# Retriever and Reader
In this notebook we implement the dense passage retriever, that returns the most probable document and passage for answering the question. The reader, on the other hand, processes the passage, in order to extract the specific answer to the question

In [1]:

from haystack.document_stores import ElasticsearchDocumentStore
from haystack.nodes import DensePassageRetriever, BM25Retriever, EmbeddingRetriever
import os
from haystack.nodes import FARMReader,TransformersReader
from haystack.pipelines import ExtractiveQAPipeline

---

# Retriever

<b>ds_astronomy:</b> document store with processed data 

In [2]:
host = os.environ.get("ELASTICSEARCH_HOST", "localhost")

ds_astronomy = ElasticsearchDocumentStore(
    host=host,
    username="",
    password="",
    index="ds_astronomy",
    similarity="dot_product",
    embedding_dim=768
)

curr_store = ds_astronomy
localhost = 'http://localhost:9200/ds_astronomy/_count'

In [3]:
# TF-IDF Retriever
retriever = DensePassageRetriever(
    document_store=ds_astronomy,
    query_embedding_model='facebook/dpr-question_encoder-single-nq-base',
    passage_embedding_model='facebook/dpr-ctx_encoder-single-nq-base',
    use_gpu=True,
    embed_title=True
)
ds_astronomy.update_embeddings(retriever=retriever)

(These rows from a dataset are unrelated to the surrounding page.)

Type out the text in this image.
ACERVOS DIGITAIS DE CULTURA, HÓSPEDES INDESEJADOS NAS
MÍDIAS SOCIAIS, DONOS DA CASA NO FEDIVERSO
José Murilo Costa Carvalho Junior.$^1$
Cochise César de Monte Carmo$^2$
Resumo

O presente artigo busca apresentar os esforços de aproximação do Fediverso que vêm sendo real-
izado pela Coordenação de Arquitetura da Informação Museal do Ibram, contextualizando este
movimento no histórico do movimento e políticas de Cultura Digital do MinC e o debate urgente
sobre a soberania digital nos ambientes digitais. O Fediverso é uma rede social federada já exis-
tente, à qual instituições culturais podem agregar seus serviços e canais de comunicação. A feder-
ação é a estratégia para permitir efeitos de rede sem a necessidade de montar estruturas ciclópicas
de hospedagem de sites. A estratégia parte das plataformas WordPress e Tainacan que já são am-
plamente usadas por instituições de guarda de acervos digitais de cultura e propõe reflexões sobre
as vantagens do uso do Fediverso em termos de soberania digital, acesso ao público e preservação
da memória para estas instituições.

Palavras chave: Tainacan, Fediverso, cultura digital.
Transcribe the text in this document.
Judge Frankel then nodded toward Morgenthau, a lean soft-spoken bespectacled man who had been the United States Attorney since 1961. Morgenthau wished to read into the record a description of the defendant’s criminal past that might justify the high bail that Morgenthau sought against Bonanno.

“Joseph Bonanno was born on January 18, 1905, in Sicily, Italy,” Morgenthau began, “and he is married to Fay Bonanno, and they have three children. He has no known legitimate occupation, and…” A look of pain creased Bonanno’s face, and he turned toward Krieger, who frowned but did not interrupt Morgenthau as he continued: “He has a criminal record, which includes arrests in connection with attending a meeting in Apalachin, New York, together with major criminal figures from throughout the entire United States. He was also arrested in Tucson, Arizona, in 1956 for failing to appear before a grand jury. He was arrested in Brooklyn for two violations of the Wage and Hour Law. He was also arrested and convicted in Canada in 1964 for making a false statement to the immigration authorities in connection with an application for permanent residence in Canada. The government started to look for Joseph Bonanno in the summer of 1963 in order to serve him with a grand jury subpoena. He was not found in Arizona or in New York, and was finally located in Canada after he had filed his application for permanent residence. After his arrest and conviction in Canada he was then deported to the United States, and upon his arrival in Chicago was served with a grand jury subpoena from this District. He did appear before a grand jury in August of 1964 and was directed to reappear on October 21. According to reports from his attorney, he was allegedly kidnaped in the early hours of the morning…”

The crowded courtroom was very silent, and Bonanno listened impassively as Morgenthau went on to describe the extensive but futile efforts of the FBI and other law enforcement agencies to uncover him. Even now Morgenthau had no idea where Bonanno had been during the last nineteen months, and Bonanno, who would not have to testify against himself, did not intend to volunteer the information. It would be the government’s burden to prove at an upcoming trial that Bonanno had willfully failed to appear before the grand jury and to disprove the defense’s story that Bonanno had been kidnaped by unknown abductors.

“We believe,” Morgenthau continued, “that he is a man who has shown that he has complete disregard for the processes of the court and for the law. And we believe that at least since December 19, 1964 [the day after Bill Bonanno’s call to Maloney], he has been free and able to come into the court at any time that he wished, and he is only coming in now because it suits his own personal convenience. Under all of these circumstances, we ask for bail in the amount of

The tokenizer class you load from this checkpoint is not the same type as the class this function is called from. It may result in unexpected tokenization. 
The tokenizer class you load from this checkpoint is 'DPRQuestionEncoderTokenizer'. 
The class this function is called from is 'DPRContextEncoderTokenizerFast'.


In [4]:
# EmbeddingRetriever Retriever

#Worst performing
retriever = EmbeddingRetriever(
document_store=ds_astronomy,
   embedding_model="sentence-transformers/multi-qa-mpnet-base-dot-v1",
   model_format="sentence_transformers"
)
ds_astronomy.update_embeddings(retriever=retriever)



In [18]:
# BM25 Retriever
retriever = BM25Retriever(
   ds_astronomy
)

---

<h1>Reader</h1>

In [19]:
roberta = "deepset/roberta-base-squad2"

reader = FARMReader(
    model_name_or_path=roberta, 
    use_gpu=True, 
    return_no_answer=True, 
    no_ans_boost=0, 
    top_k=2
)

---

In [20]:
pipeline = ExtractiveQAPipeline(reader, retriever)

---

<h3>Question & Awnser</h3>

In [7]:
import time

In [8]:
from transformers import PegasusForConditionalGeneration as PCG
from transformers import PegasusTokenizerFast as PTF

model = PCG.from_pretrained("tuner007/pegasus_paraphrase")
tokenizer = PTF.from_pretrained("tuner007/pegasus_paraphrase")

In [9]:
def get_paraphrased_sentences(model, tokenizer, sentence, num_return_sequences=5, num_beams=5):
  # tokenize the text to be form of a list of token IDs
  inputs = tokenizer([sentence], truncation=True, padding="longest", return_tensors="pt")
  # generate the paraphrased sentences
  outputs = model.generate(
    **inputs,
    num_beams=num_beams,
    num_return_sequences=num_return_sequences,
  )
  # decode the generated sentences using the tokenizer to get them back to\ text
  list_ = tokenizer.batch_decode(outputs, skip_special_tokens=True)
  if sentence not in list_:
    list_.insert(0, sentence)
  return list_

In [22]:
#Darck energy
q1 = 'Compared to the Sun, what is the mass of white dwarfs stars'
q2 = 'Compared to the Sun, what is the size of white dwarfs stars'
q3 = 'What are the consequences of the strong gravitational field of the white dwarf'

#Dark matter
q4 = 'What is ordinary baryonic matter'
q5 = 'How abundant is dark matter'
q6 = 'What is dark matter'

#Geophysical Classification of Planets
q7 = 'What is the element composition of rock planets?'
q8 = 'Who are the ice giants'
q9 = 'What is the composition of ice giants'

#Stars
q10 = 'What is the Orion Nebula?'
q11 = 'How many years until the collapse of our sun'
q12 = 'What is the most abundant star in our Universe'

#Supernova Stages
q13 = 'How many stages does the death of a star have'
q14 = 'What is a supernova'
q15 = 'What happens to the remains of the former star'

#Light
q16 = 'What is the whavelenght range that the human eye can see'
q17 = 'What happens during a total eclipse'
q18 = "What would happen if the Sun's surface were 3.000 ºC cooler?"

#Black Hole
q19 = 'What is a black hole?'
q20 = 'What resembles the mass of a large mountain'
q21 = "What happens when a very big star falls in upon itself?"

#Sun light
q22 = "What is the source of Earth's light"
q23 = "What did Einstein show to clue the source of stellar energy"
q24 = 'What did scientists learn about matter?'

question_list = [q1, q2, q3, q4, q5, q6, q7, q8, q9, q10, q11, q12, q13, q14, q15, q16, q17, q18, q19, q20, q21, q22, q23, q24]

In [None]:
for qn in question_list:
    print(f'#### {qn}####')
    query_list = get_paraphrased_sentences(model, tokenizer, qn, num_beams=5, num_return_sequences=5)

    for question in query_list:
        start = time.time()
        result = pipeline.run(query=question)
        print('Question: ', question)
        for idx in range(len(result['answers'])):
            answer = str(result['answers'][idx])
            answer = answer.split("answer=")[1]
            answer = answer.split(", score=")[0]
            print(answer)
        end = time.time()
        print('Elapsed time: ', end - start)
        print("----------------------------------------------")